Tom se puso de pie con cuidado y ayudó a levantar a Sally, que tenía la mejilla ensangrentada por los cortes que le habían hecho las astillas.
—¿Estás bien?
Ella asintió anonadada.
La canoa avanzaba a lo largo del alto terraplén de piedras y broza, casi por debajo de los arbustos que sobresalían. Él se irguió y, volviéndose hacia la canoa de detrás, llamó a gritos a su hermano.
—¡Vernon! ¡Vernon! ¿Estás herido? —Alcanzó a ver en ella una mano ensangrentada aferrada al timón—. ¡Vernon! —gritó.
Vernon se levantó tembloroso en el centro del barco. Parecía aturdido.

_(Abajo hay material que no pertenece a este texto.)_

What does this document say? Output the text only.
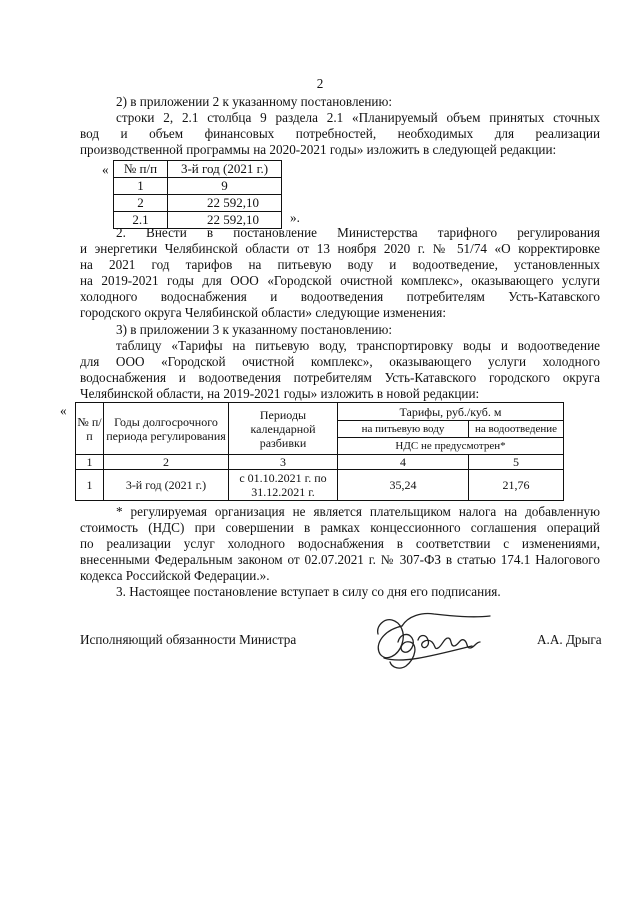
2
2) в приложении 2 к указанному постановлению:
строки 2, 2.1 столбца 9 раздела 2.1 «Планируемый объем принятых сточных
вод и объем финансовых потребностей, необходимых для реализации
производственной программы на 2020-2021 годы» изложить в следующей редакции:
« № п/п	3-й год (2021 г.)
1	9
2	22 592,10
2.1	22 592,10 ».
2. Внести в постановление Министерства тарифного регулирования
и энергетики Челябинской области от 13 ноября 2020 г. № 51/74 «О корректировке
на 2021 год тарифов на питьевую воду и водоотведение, установленных
на 2019-2021 годы для ООО «Городской очистной комплекс», оказывающего услуги
холодного водоснабжения и водоотведения потребителям Усть-Катавского
городского округа Челябинской области» следующие изменения:
3) в приложении 3 к указанному постановлению:
таблицу «Тарифы на питьевую воду, транспортировку воды и водоотведение
для ООО «Городской очистной комплекс», оказывающего услуги холодного
водоснабжения и водоотведения потребителям Усть-Катавского городского округа
Челябинской области, на 2019-2021 годы» изложить в новой редакции:
«
№ п/п	Годы долгосрочного периода регулирования	Периоды календарной разбивки	Тарифы, руб./куб. м	
			на питьевую воду	на водоотведение
			НДС не предусмотрен*	
1	2	3	4	5
1	3-й год (2021 г.)	с 01.10.2021 г. по 31.12.2021 г.	35,24	21,76
* регулируемая организация не является плательщиком налога на добавленную
стоимость (НДС) при совершении в рамках концессионного соглашения операций
по реализации услуг холодного водоснабжения в соответствии с изменениями,
внесенными Федеральным законом от 02.07.2021 г. № 307-ФЗ в статью 174.1 Налогового
кодекса Российской Федерации.».
3. Настоящее постановление вступает в силу со дня его подписания.
Исполняющий обязанности Министра	А.А. Дрыга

—¡Vernon! Dios mío, ¿estás bien?
—Pingo está herido.
—¿Es grave?
—Sí.
Río arriba resonaron las toses y los rugidos de un motor, y a continuación de otro. Tom oyó gritos lejanos.
Don Alfonso acercó la canoa todo lo posible al terraplén. Vernon había tomado el timón de la suya y lo seguía de cerca.
—No conseguiremos dejarlos atrás —dijo Tom.
Sally se volvió hacia Chori.
—Dame tu rifle.
Chori la miró sin comprender.
Sin esperar, ella cogió el arma, comprobó que estaba cargada, echó hacia atrás la palanca del cerrojo y se acuclilló en la popa.
—No podrás detenerlos con eso —gritó Tom—. Tienen armas automáticas.
—Pierde cuidado, que les haré reducir la velocidad.
Tom vio las dos canoas tomar la curva del río y a los soldados apuntándolos con sus armas.
—¡Al suelo!
Oyó un solo disparo del arma de Sally en el preciso momento en que una ráfaga barría la vegetación colgante haciendo llover hojas sobre ellos. El disparo había tenido el efecto deseado: las dos embarcaciones viraron despavoridas hacia la orilla para ponerse a cubierto. Sally se tumbó al lado de Tom.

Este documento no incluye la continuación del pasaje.